-1

I need help to develop a regular expression to grab some data from HTML. The HTML pattern looks like following

<h5>Work Experience</h5>
  <p><span id="organization">Company Name 1</span></p>
  Designation 1
    <p>Date 1
  </p>
    <ul>
      <li>Some text 1</li>
    </ul>
  <p><span id="organization">Company Name 2</span></p>
  Designation 2
    <p>Date 2
  </p>
    <ul>
      <li>Some text 2</li>
    </ul>
  <p><span id="organization">Company Name 3</span></p>
  Designation 3
    <p>Date 3
  </p>
    <ul>
      <li>Some text 3</li>
    </ul></div>

I've tries with the following regular expression:

|<h5>Work Experience<\/h5>\s*<p>(.*)<\/p>(.*)<p>(.*)<\/p>\s*<ul>(.*)<\/ul>\s*<\/div>|Uis

I neeed all company name, designation and dates.

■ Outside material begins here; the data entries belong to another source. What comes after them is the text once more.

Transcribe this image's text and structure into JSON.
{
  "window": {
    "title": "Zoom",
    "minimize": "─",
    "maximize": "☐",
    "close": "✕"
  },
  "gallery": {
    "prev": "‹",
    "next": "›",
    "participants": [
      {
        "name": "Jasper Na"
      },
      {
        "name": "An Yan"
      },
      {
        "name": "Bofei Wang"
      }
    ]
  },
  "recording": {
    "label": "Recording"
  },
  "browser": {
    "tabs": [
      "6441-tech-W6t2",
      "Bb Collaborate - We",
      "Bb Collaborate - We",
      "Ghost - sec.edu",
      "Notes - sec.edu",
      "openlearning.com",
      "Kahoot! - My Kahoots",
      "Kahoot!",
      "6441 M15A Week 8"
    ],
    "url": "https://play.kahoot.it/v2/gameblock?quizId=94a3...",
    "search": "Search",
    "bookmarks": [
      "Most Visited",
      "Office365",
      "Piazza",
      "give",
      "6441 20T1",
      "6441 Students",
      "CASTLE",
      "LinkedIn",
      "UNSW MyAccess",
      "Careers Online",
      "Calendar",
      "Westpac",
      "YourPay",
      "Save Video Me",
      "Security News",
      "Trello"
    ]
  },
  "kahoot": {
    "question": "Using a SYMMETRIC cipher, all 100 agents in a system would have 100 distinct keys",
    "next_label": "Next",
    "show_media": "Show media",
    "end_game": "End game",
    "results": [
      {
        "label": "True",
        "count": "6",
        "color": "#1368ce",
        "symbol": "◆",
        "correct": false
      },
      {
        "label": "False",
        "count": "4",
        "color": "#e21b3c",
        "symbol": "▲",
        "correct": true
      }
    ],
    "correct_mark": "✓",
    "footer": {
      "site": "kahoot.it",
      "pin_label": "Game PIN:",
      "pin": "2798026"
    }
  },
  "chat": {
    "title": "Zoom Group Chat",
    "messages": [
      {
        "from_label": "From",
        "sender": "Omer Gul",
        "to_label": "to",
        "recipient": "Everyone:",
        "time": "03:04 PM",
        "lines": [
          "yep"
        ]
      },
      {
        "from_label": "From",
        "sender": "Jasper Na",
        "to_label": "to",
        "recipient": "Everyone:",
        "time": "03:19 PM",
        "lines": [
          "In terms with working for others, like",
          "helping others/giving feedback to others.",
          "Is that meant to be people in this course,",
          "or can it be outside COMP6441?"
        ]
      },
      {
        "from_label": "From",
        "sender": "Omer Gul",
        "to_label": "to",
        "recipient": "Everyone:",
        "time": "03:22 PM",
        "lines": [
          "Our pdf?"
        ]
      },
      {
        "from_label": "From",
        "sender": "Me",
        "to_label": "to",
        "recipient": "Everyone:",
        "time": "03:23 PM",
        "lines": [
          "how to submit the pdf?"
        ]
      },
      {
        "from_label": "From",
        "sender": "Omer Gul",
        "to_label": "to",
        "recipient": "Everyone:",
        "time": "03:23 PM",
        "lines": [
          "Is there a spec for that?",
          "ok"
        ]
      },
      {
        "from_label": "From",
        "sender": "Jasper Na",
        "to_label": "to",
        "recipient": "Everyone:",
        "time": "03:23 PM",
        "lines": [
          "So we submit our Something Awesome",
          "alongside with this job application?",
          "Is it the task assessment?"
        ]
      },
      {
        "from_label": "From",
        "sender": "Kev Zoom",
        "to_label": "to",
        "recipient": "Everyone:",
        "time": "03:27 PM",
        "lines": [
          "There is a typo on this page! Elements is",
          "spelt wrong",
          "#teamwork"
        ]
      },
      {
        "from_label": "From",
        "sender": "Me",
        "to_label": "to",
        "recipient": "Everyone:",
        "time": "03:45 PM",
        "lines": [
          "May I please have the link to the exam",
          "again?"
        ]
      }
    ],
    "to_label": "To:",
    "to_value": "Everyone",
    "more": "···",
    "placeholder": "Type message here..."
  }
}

Please help me. Thanks in advance.

  • You may want to use `explode()` instead. Read how it works here: http://php.net/manual/en/function.explode.php – node_modules Apr 13 '16 at 07:42
  • You may need to use this approach http://stackoverflow.com/questions/8144061/using-php-to-get-dom-element – hmd Apr 13 '16 at 07:49

5 Answers5

3

Don't use regexes to parse HTML (see this famous answer for a detailed explanation why). Use something like DOM instead, this makes things much easier. For the example above, you can then do:

$doc = new DOMDocument();
$doc->loadHTML($html); // $html should contain the HTML source

// Get all spans from the document
$spans = $doc->getElementsByTagName('span');

// Loop over the spans
foreach ($spans as $span) {
    // Check if the span has an id attribute with "organization" as value
    if ($span->hasAttribute('id') && $span->getAttribute('id') === 'organization') {
        echo $span->nodeValue; // This will echo the company name
    }
}

You can see a full working example and it's outcome here: https://3v4l.org/XdrQ1

Community
  • 1
  • 1
Oldskool
  • 34,211
  • 7
  • 53
  • 66
3

Yet another advice to use a parser instead. Consider this example with SimpleXML and xpath queries. Additionally, IDs need to be unique, so better use a class:

<?php
$html = '
<div>
    <h5>Work Experience</h5>
    <p><span class="organization">Company Name 1</span></p>
    Designation 1
    <p>Date 1</p>
    <ul>
      <li>Some text 1</li>
    </ul>
    <p><span class="organization">Company Name 2</span></p>
    Designation 2
    <p>Date 2</p>
    <ul>
      <li>Some text 2</li>
    </ul>
</div>';

$xml = simplexml_load_string($html);
$spans = $xml->xpath("//span[@class='organization']");

foreach ($spans as $span) {
    // do sth. useful here
}
?>

Hint:

As @Oldskool pointed out, you may not have access to the original (invalid) HTML strings. In this case, you need to change the query like so:

$spans = $xml->xpath("//span[@id='organization']");
Jan
  • 42,290
  • 8
  • 54
  • 79
2

Try this

<span id="organization">(?<company_name>[^<]+)<\/span><\/p>\n\s*(?<designation>[^\n]+)\n\s*<p>(?<date>[^\n]+)

Regex demo

Output:

MATCH 1
company_name    [54-68] `Company Name 1`
designation [82-95] `Designation 1`
date    [103-109]   `Date 1`
MATCH 2
company_name    [192-206]   `Company Name 2`
designation [220-233]   `Designation 2`
date    [241-247]   `Date 2`
MATCH 3
company_name    [330-344]   `Company Name 3`
designation [358-371]   `Designation 3`
date    [379-385]   `Date 3`
Tim007
  • 2,557
  • 1
  • 11
  • 20
2

I suggest using SimpleXML instead of a regex for this case as this enables you to use specific selectors for parsing the DOM.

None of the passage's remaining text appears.